On the fiction front, I've had a pretty good month. I started with Scarlett Thomas's Dead Clever and followed it up with Philippa Gregory's historical fiction The Red Queen. And then, Sebastian Faulks's Engleby. I'm afraid to say that, even though I normally enjoy reading his work, Gabrial Garcia Marquez's Leaf Storm failed to catch me. However, Robert Robinson's Naked Frame, a brilliant murder-mystery made up for that.


Naked Frame
Robert Burton Robinson
2010. 125pp

The first in a series of Rebecca Ranghorn novels.

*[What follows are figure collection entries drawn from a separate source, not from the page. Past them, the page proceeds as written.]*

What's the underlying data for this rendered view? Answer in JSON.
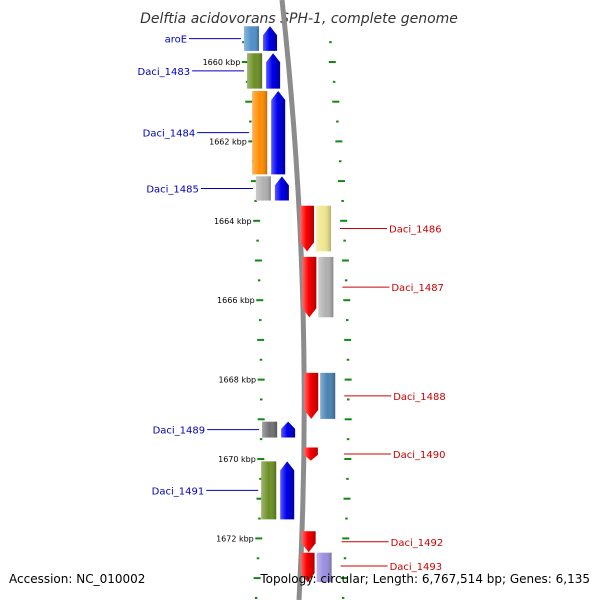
{
  "title": "Delftia acidovorans SPH-1, complete genome",
  "accession": "Accession: NC_010002",
  "topology": "Topology: circular; Length: 6,767,514 bp; Genes: 6,135",
  "colors": {
    "left_label": "#0000bb",
    "right_label": "#cc0000",
    "ruler_tick": "#118811",
    "backbone": "#8c8c8c",
    "forward_strand": "#0000ee",
    "reverse_strand": "#ee0000"
  },
  "ruler": [
    {
      "label": "1660 kbp",
      "kbp": 1660
    },
    {
      "label": "1662 kbp",
      "kbp": 1662
    },
    {
      "label": "1664 kbp",
      "kbp": 1664
    },
    {
      "label": "1666 kbp",
      "kbp": 1666
    },
    {
      "label": "1668 kbp",
      "kbp": 1668
    },
    {
      "label": "1670 kbp",
      "kbp": 1670
    },
    {
      "label": "1672 kbp",
      "kbp": 1672
    }
  ],
  "genes": [
    {
      "name": "aroE",
      "strand": "forward",
      "start_kbp": 1659.1,
      "end_kbp": 1659.72,
      "cog_color": "#4f8fc8"
    },
    {
      "name": "Daci_1483",
      "strand": "forward",
      "start_kbp": 1659.78,
      "end_kbp": 1660.67,
      "cog_color": "#6b8e23"
    },
    {
      "name": "Daci_1484",
      "strand": "forward",
      "start_kbp": 1660.73,
      "end_kbp": 1662.83,
      "cog_color": "#ff8c00"
    },
    {
      "name": "Daci_1485",
      "strand": "forward",
      "start_kbp": 1662.88,
      "end_kbp": 1663.49,
      "cog_color": "#b0b0b0"
    },
    {
      "name": "Daci_1486",
      "strand": "reverse",
      "start_kbp": 1663.62,
      "end_kbp": 1664.77,
      "cog_color": "#f0e68c"
    },
    {
      "name": "Daci_1487",
      "strand": "reverse",
      "start_kbp": 1664.91,
      "end_kbp": 1666.43,
      "cog_color": "#b0b0b0"
    },
    {
      "name": "Daci_1488",
      "strand": "reverse",
      "start_kbp": 1667.83,
      "end_kbp": 1668.99,
      "cog_color": "#4682b4"
    },
    {
      "name": "Daci_1489",
      "strand": "forward",
      "start_kbp": 1669.06,
      "end_kbp": 1669.46,
      "cog_color": "#707070"
    },
    {
      "name": "Daci_1490",
      "strand": "reverse",
      "start_kbp": 1669.71,
      "end_kbp": 1670.04,
      "cog_color": ""
    },
    {
      "name": "Daci_1491",
      "strand": "forward",
      "start_kbp": 1670.06,
      "end_kbp": 1671.52,
      "cog_color": "#6b8e23"
    },
    {
      "name": "Daci_1492",
      "strand": "reverse",
      "start_kbp": 1671.82,
      "end_kbp": 1672.35,
      "cog_color": ""
    },
    {
      "name": "Daci_1493",
      "strand": "reverse",
      "start_kbp": 1672.36,
      "end_kbp": 1673.1,
      "cog_color": "#9a8ee0"
    }
  ]
}
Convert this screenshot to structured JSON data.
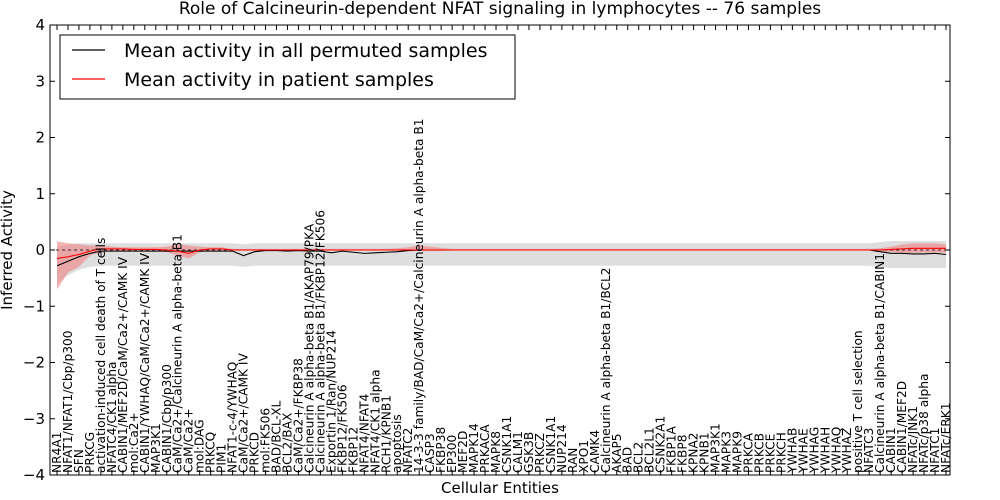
{
  "chart_data": {
    "type": "line",
    "title": "Role of Calcineurin-dependent NFAT signaling in lymphocytes -- 76 samples",
    "xlabel": "Cellular Entities",
    "ylabel": "Inferred Activity",
    "ylim": [
      -4,
      4
    ],
    "yticks": [
      "4",
      "3",
      "2",
      "1",
      "0",
      "−1",
      "−2",
      "−3",
      "−4"
    ],
    "grid": false,
    "legend_position": "top-left",
    "colors": {
      "permuted": "#000000",
      "patient": "#ff0000",
      "patient_band": "#f08080",
      "permuted_band": "#d3d3d3"
    },
    "categories": [
      "NR4A1",
      "NFAT1/NFAT1/Cbp/p300",
      "SFN",
      "PRKCG",
      "activation-induced cell death of T cells",
      "NFATC4/CK1 alpha",
      "CABIN1/MEF2D/CaM/Ca2+/CAMK IV",
      "mol:Ca2+",
      "CABIN1/YWHAQ/CaM/Ca2+/CAMK IV",
      "MAP3K1",
      "CABIN1/Cbp/p300",
      "CaM/Ca2+/Calcineurin A alpha-beta B1",
      "CaM/Ca2+",
      "mol:DAG",
      "PRKCQ",
      "PIM1",
      "NFAT1-c-4/YWHAQ",
      "CaM/Ca2+/CAMK IV",
      "PRKCD",
      "mol:FK506",
      "BAD/BCL-XL",
      "BCL2/BAX",
      "CaM/Ca2+/FKBP38",
      "Calcineurin A alpha-beta B1/AKAP79/PKA",
      "Calcineurin A alpha-beta B1/FKBP12/FK506",
      "Exportin 1/Ran/NUP214",
      "FKBP12/FK506",
      "FKBP12",
      "NFAT4/NFAT4",
      "NFAT4/CK1 alpha",
      "RCH1/KPNB1",
      "apoptosis",
      "NFATC2",
      "14-3-3 family/BAD/CaM/Ca2+/Calcineurin A alpha-beta B1",
      "CASP3",
      "FKBP38",
      "EP300",
      "MEF2D",
      "MAPK14",
      "PRKACA",
      "MAPK8",
      "CSNK1A1",
      "CALM1",
      "GSK3B",
      "PRKCZ",
      "CSNK1A1",
      "NUP214",
      "RAN",
      "XPO1",
      "CAMK4",
      "Calcineurin A alpha-beta B1/BCL2",
      "AKAP5",
      "BAD",
      "BCL2",
      "BCL2L1",
      "CSNK2A1",
      "FKBP1A",
      "FKBP8",
      "KPNA2",
      "KPNB1",
      "MAP3K1",
      "MAPK3",
      "MAPK9",
      "PRKCA",
      "PRKCB",
      "PRKCE",
      "PRKCH",
      "YWHAB",
      "YWHAE",
      "YWHAG",
      "YWHAH",
      "YWHAQ",
      "YWHAZ",
      "positive T cell selection",
      "NFATC3",
      "Calcineurin A alpha-beta B1/CABIN1",
      "CABIN1",
      "CABIN1/MEF2D",
      "NFATc/JNK1",
      "NFATc/p38 alpha",
      "NFATC1",
      "NFATc/ERK1"
    ],
    "series": [
      {
        "name": "Mean activity in all permuted samples",
        "color": "#000000",
        "values": [
          -0.28,
          -0.2,
          -0.12,
          -0.06,
          -0.02,
          -0.02,
          -0.02,
          -0.02,
          -0.02,
          -0.02,
          -0.02,
          -0.02,
          -0.02,
          -0.02,
          -0.02,
          -0.02,
          -0.02,
          -0.1,
          -0.03,
          -0.01,
          -0.01,
          -0.02,
          -0.01,
          -0.02,
          -0.02,
          -0.05,
          -0.02,
          -0.04,
          -0.06,
          -0.05,
          -0.04,
          -0.03,
          -0.01,
          0.0,
          0.0,
          0.0,
          0.0,
          0.0,
          0.0,
          0.0,
          0.0,
          0.0,
          0.0,
          0.0,
          0.0,
          0.0,
          0.0,
          0.0,
          0.0,
          0.0,
          0.0,
          0.0,
          0.0,
          0.0,
          0.0,
          0.0,
          0.0,
          0.0,
          0.0,
          0.0,
          0.0,
          0.0,
          0.0,
          0.0,
          0.0,
          0.0,
          0.0,
          0.0,
          0.0,
          0.0,
          0.0,
          0.0,
          0.0,
          0.0,
          0.0,
          -0.03,
          -0.06,
          -0.06,
          -0.07,
          -0.07,
          -0.06,
          -0.08
        ],
        "lower": [
          -0.6,
          -0.45,
          -0.35,
          -0.3,
          -0.28,
          -0.28,
          -0.28,
          -0.28,
          -0.28,
          -0.28,
          -0.28,
          -0.28,
          -0.28,
          -0.28,
          -0.28,
          -0.28,
          -0.28,
          -0.3,
          -0.28,
          -0.28,
          -0.28,
          -0.28,
          -0.28,
          -0.28,
          -0.28,
          -0.28,
          -0.28,
          -0.28,
          -0.28,
          -0.28,
          -0.28,
          -0.28,
          -0.28,
          -0.28,
          -0.28,
          -0.28,
          -0.28,
          -0.28,
          -0.28,
          -0.28,
          -0.28,
          -0.28,
          -0.28,
          -0.28,
          -0.28,
          -0.28,
          -0.28,
          -0.28,
          -0.28,
          -0.28,
          -0.28,
          -0.28,
          -0.28,
          -0.28,
          -0.28,
          -0.28,
          -0.28,
          -0.28,
          -0.28,
          -0.28,
          -0.28,
          -0.28,
          -0.28,
          -0.28,
          -0.28,
          -0.28,
          -0.28,
          -0.28,
          -0.28,
          -0.28,
          -0.28,
          -0.28,
          -0.28,
          -0.28,
          -0.28,
          -0.3,
          -0.32,
          -0.32,
          -0.32,
          -0.32,
          -0.32,
          -0.32
        ],
        "upper": [
          0.05,
          0.1,
          0.12,
          0.12,
          0.12,
          0.12,
          0.12,
          0.12,
          0.12,
          0.12,
          0.12,
          0.12,
          0.12,
          0.12,
          0.12,
          0.12,
          0.12,
          0.1,
          0.12,
          0.12,
          0.12,
          0.12,
          0.12,
          0.12,
          0.12,
          0.12,
          0.12,
          0.12,
          0.12,
          0.12,
          0.12,
          0.12,
          0.12,
          0.12,
          0.12,
          0.12,
          0.12,
          0.12,
          0.12,
          0.12,
          0.12,
          0.12,
          0.12,
          0.12,
          0.12,
          0.12,
          0.12,
          0.12,
          0.12,
          0.12,
          0.12,
          0.12,
          0.12,
          0.12,
          0.12,
          0.12,
          0.12,
          0.12,
          0.12,
          0.12,
          0.12,
          0.12,
          0.12,
          0.12,
          0.12,
          0.12,
          0.12,
          0.12,
          0.12,
          0.12,
          0.12,
          0.12,
          0.12,
          0.12,
          0.12,
          0.14,
          0.16,
          0.16,
          0.16,
          0.16,
          0.16,
          0.16
        ]
      },
      {
        "name": "Mean activity in patient samples",
        "color": "#ff0000",
        "values": [
          -0.15,
          -0.12,
          -0.08,
          -0.02,
          0.02,
          0.02,
          0.02,
          0.01,
          0.01,
          0.01,
          0.0,
          -0.02,
          -0.06,
          0.0,
          0.02,
          0.02,
          0.0,
          0.0,
          0.0,
          0.0,
          0.0,
          0.0,
          0.0,
          0.0,
          0.0,
          0.0,
          0.0,
          0.0,
          0.0,
          0.0,
          0.0,
          0.0,
          0.0,
          0.0,
          0.0,
          0.0,
          0.0,
          0.0,
          0.0,
          0.0,
          0.0,
          0.0,
          0.0,
          0.0,
          0.0,
          0.0,
          0.0,
          0.0,
          0.0,
          0.0,
          0.0,
          0.0,
          0.0,
          0.0,
          0.0,
          0.0,
          0.0,
          0.0,
          0.0,
          0.0,
          0.0,
          0.0,
          0.0,
          0.0,
          0.0,
          0.0,
          0.0,
          0.0,
          0.0,
          0.0,
          0.0,
          0.0,
          0.0,
          0.0,
          0.0,
          0.0,
          0.01,
          0.02,
          0.03,
          0.03,
          0.03,
          0.03
        ],
        "lower": [
          -0.7,
          -0.4,
          -0.3,
          -0.1,
          -0.04,
          -0.02,
          -0.02,
          -0.02,
          -0.02,
          -0.02,
          -0.04,
          -0.1,
          -0.15,
          -0.04,
          -0.02,
          -0.02,
          -0.01,
          -0.01,
          -0.01,
          -0.01,
          -0.01,
          -0.01,
          -0.01,
          -0.01,
          -0.01,
          -0.01,
          -0.01,
          -0.01,
          -0.01,
          -0.01,
          -0.01,
          -0.01,
          -0.02,
          -0.02,
          -0.02,
          -0.02,
          -0.01,
          -0.01,
          -0.01,
          -0.01,
          -0.01,
          -0.01,
          -0.01,
          -0.01,
          -0.01,
          -0.01,
          -0.01,
          -0.01,
          -0.01,
          -0.01,
          -0.01,
          -0.01,
          -0.01,
          -0.01,
          -0.01,
          -0.01,
          -0.01,
          -0.01,
          -0.01,
          -0.01,
          -0.01,
          -0.01,
          -0.01,
          -0.01,
          -0.01,
          -0.01,
          -0.01,
          -0.01,
          -0.01,
          -0.01,
          -0.01,
          -0.01,
          -0.01,
          -0.01,
          -0.01,
          -0.02,
          -0.04,
          -0.06,
          -0.05,
          -0.05,
          -0.05,
          -0.05
        ],
        "upper": [
          0.15,
          0.12,
          0.1,
          0.08,
          0.08,
          0.06,
          0.05,
          0.05,
          0.05,
          0.05,
          0.06,
          0.1,
          0.08,
          0.06,
          0.05,
          0.05,
          0.02,
          0.02,
          0.02,
          0.02,
          0.02,
          0.02,
          0.02,
          0.02,
          0.02,
          0.02,
          0.02,
          0.02,
          0.02,
          0.02,
          0.02,
          0.03,
          0.05,
          0.08,
          0.06,
          0.04,
          0.02,
          0.02,
          0.02,
          0.02,
          0.02,
          0.02,
          0.02,
          0.02,
          0.02,
          0.02,
          0.02,
          0.02,
          0.02,
          0.02,
          0.02,
          0.02,
          0.02,
          0.02,
          0.02,
          0.02,
          0.02,
          0.02,
          0.02,
          0.02,
          0.02,
          0.02,
          0.02,
          0.02,
          0.02,
          0.02,
          0.02,
          0.02,
          0.02,
          0.02,
          0.02,
          0.02,
          0.02,
          0.02,
          0.02,
          0.03,
          0.06,
          0.1,
          0.12,
          0.12,
          0.12,
          0.1
        ]
      }
    ]
  }
}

This is a clever murder-mystery filled with murdered bodies. It’s very definitely goodies versus baddies,  greedy versus magnanimous, poor versus rich. At the centre of the plot is a greedy second wife who is much younger than her wealthy businessman husband who has his finger in many profitable pies. The story starts with Rebecca Ranghorn, a private investigator, who is surprised by a man who is shot with her own revolver while talking to her in her office (It’s complicated!). 
            She flees and spends the rest of the novel with her friend Gaby, a clothes designer, keeping a very low profile while solving this and a further sequence of murders, each of which leaves clues pointing to her and Gaby as the culprits. Their first escape is from Gaby’s shop which is set on fire by people they believe are chasing them for the first killing.
            In the course of their adventures we are introduced to a prostitute, a man who is a mechanical whizz but will only repair and rebuild classic American cars and a female scientist researching an advanced TENS machine.
            As part of the search for the truth Rebecca decided to work as a waitress in a restaurant because several clues point to thee people running it. The waitresses serve food and drink wearing very high heels and a thong and nothing else. Customers are allowed to look but not touch except when putting tips into the front of the thong.
            As you would expect, however, everything turns out right in the end and the guilty party is revealed through the restaurant owner’s extensive use of CCTV in every property and business he owns. But it’s not the person you expect from everything that has gone before!
            This is a clever, well-written and eminently readable novel. The only pity is that it is so short.
           


I've read two superb poetry collections this month. Elaine Feinstein's Daylight and Sandy Pool's Exploding into Night.


Exploding into Night
Sandy Pool
First Poets series: 6
Series editor: Elana Wolff
Guernica Editions Inc, Canada.  2009, vi + 49 pp
ISBN: 978-1-55071-307-7

Sometimes a collection of poems stands head and shoulders above the rest. This is one of them. While the 48 prose poems are usually short, they hold your attention from first word to the last. You feel the need to read the collection again as soon as you have finished the last word, imply because of its virtuosity.
            It tells the tale of a love story, a marriage, set beside a lake, a power plant and a settlement of sorts. It is not until the 24th poem that you learn that the ‘I’ of the sequence is a woman with ‘a blighted ovum’ and thus that the ’you’ must be a male. Up to that point the poems lead you to understand that the couple not only enjoy making love but are married. But from about then onwards the reader is led to the questions the woman has about her husband. Dirty fingernails suggest he has been with other women. She imagines him loving other women. In the end they separate – perhaps only into separate rooms in the house. Other people still believe them to be happy. But:

            ‘The marriage didn’t end. It simply dissolved
            As soap in water. I left you sadly ….’
           
She can’t pretend she never loved him because every time she sees him she ‘falls to pieces’. She yearns for him.
            But then between poems 34 and 41 we learn that he murdered her, kept her body for three days and then threw her into the lake.

            ‘In the meantime, I had become beautiful. I
            Had grown scales and a black, liquid eye. You
            Couldn’t see past it, or didn’t want to …’

He has nightmares about carcases. And then he catches a fish with a hook through the lip – and it is her.
            This is a collection of poems that grows with every reading. You will never regret buying it.
           

Keep reading. What do you think of this lot?